Perlindungan sendiri penting agar korban tidak terancam baik secara fisik dan hukum terkait dengan keterangan yang diberikannya kepada penegak hukum. Sementara pemenuhan hak prosedural sendiri penting agar hak-hak korban saat menjalani proses peradilan pidana tetap terpenuhi.

"Perlindungan fisik, perlindungan hukum, dan pemenuhan hak prosedural penting agar korban merasa aman dan nyaman sehingga bisa membantu pengungkapan tindak pidana melalui keterangannya," jelas Lies.

Restitusi (ganti rugi dari pelaku) juga sangat perlu dikarenakan dengan adanya restitusi, korban setidaknya mendapatkan sejumlah materi untuk memulihkan kondisinya, misalnya sebagai penggantian biaya pengobatan, konsultasi psikologis, dan biaya-biaya lain yang disebabkan tindak pidana yang dialami korban.

Restitusi sendiri berdasarkan pasal 7A UU Perlindungan Saksi dan Korban diberikan berdasarkan putusan pengadilan.
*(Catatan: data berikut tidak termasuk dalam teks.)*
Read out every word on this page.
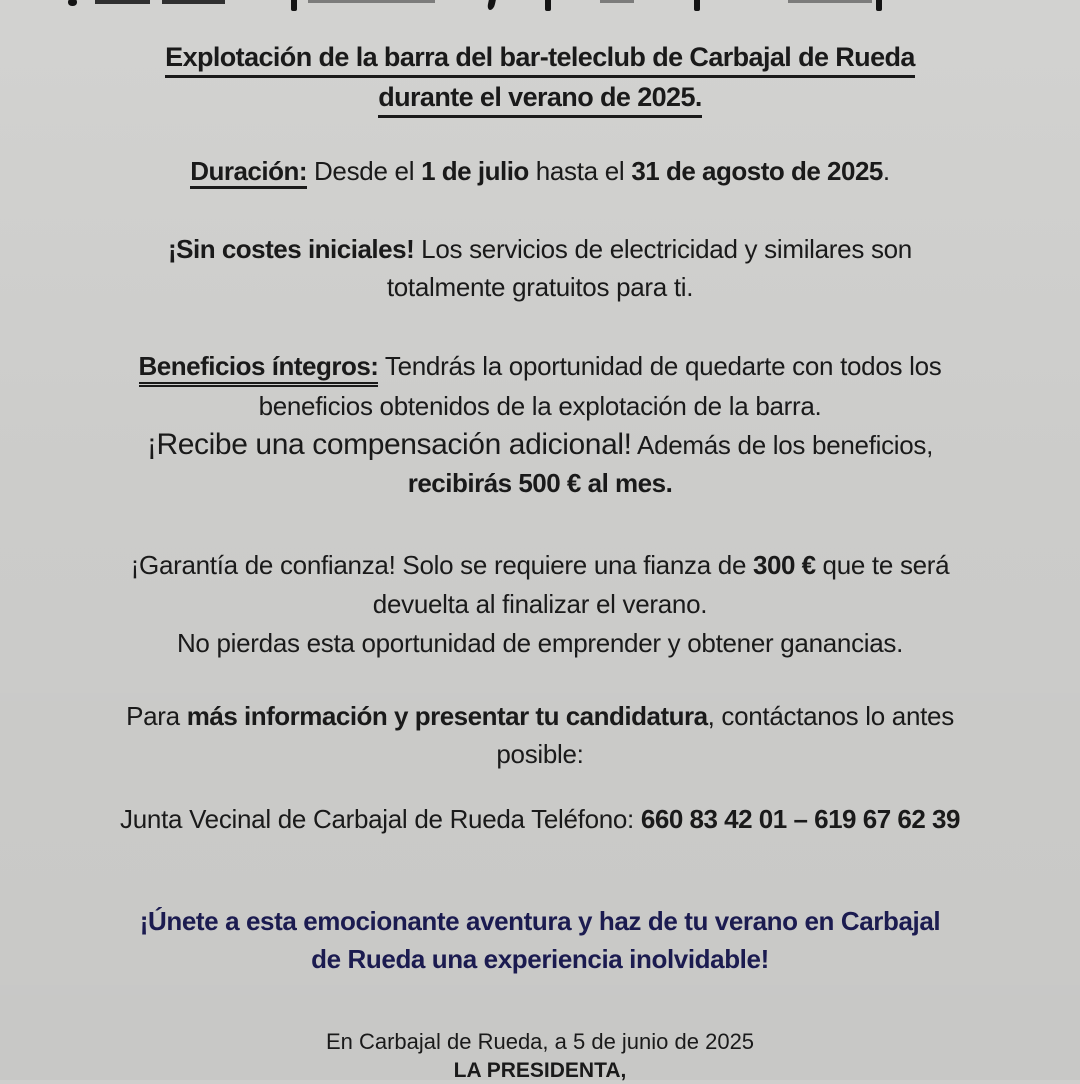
Explotación de la barra del bar-teleclub de Carbajal de Rueda
durante el verano de 2025.
Duración: Desde el 1 de julio hasta el 31 de agosto de 2025.
¡Sin costes iniciales! Los servicios de electricidad y similares son
totalmente gratuitos para ti.
Beneficios íntegros: Tendrás la oportunidad de quedarte con todos los
beneficios obtenidos de la explotación de la barra.
¡Recibe una compensación adicional! Además de los beneficios,
recibirás 500 € al mes.
¡Garantía de confianza! Solo se requiere una fianza de 300 € que te será
devuelta al finalizar el verano.
No pierdas esta oportunidad de emprender y obtener ganancias.
Para más información y presentar tu candidatura, contáctanos lo antes
posible:
Junta Vecinal de Carbajal de Rueda Teléfono: 660 83 42 01 – 619 67 62 39
¡Únete a esta emocionante aventura y haz de tu verano en Carbajal
de Rueda una experiencia inolvidable!
En Carbajal de Rueda, a 5 de junio de 2025
LA PRESIDENTA,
Artinya, penegakan hukum selain untuk menghukum pelaku, sebenamya bisa berperan dalam pemenuhan hak korban.

Sementara itu, Dirjen Rehabilitasi Sosial Kementerian Sosial (Kemsos) Marzuki mengakui, rehabilitasi sosial terhadap korban KDRT memang sangat diperlukan untuk memulihkan kondisi normal para korban.

Kemsos sendiri melakukan proses rehabilitasi sosial terhadap korban melalui Rumah Perlindungan dan Trauma Center (RPTC) dan Rumah Perlindungan Sosial Anak (RPSA) yang ada dan tersebar di seluruh Indonesia.

"Kementerian Sosial sendiri sudah memiliki RPTC dan RPSA yang perlindungannya juga bekerja sama dengan kepolisian," kata Marzuki.

Pada tahun 2015 ada 492 kasus yang masuk rehabilitasi sosial melalui RPTC dan RPSA. Untuk tahun 2016 sebanyak 362 kasus dan untuk tahun 2017 ada 279 kasus.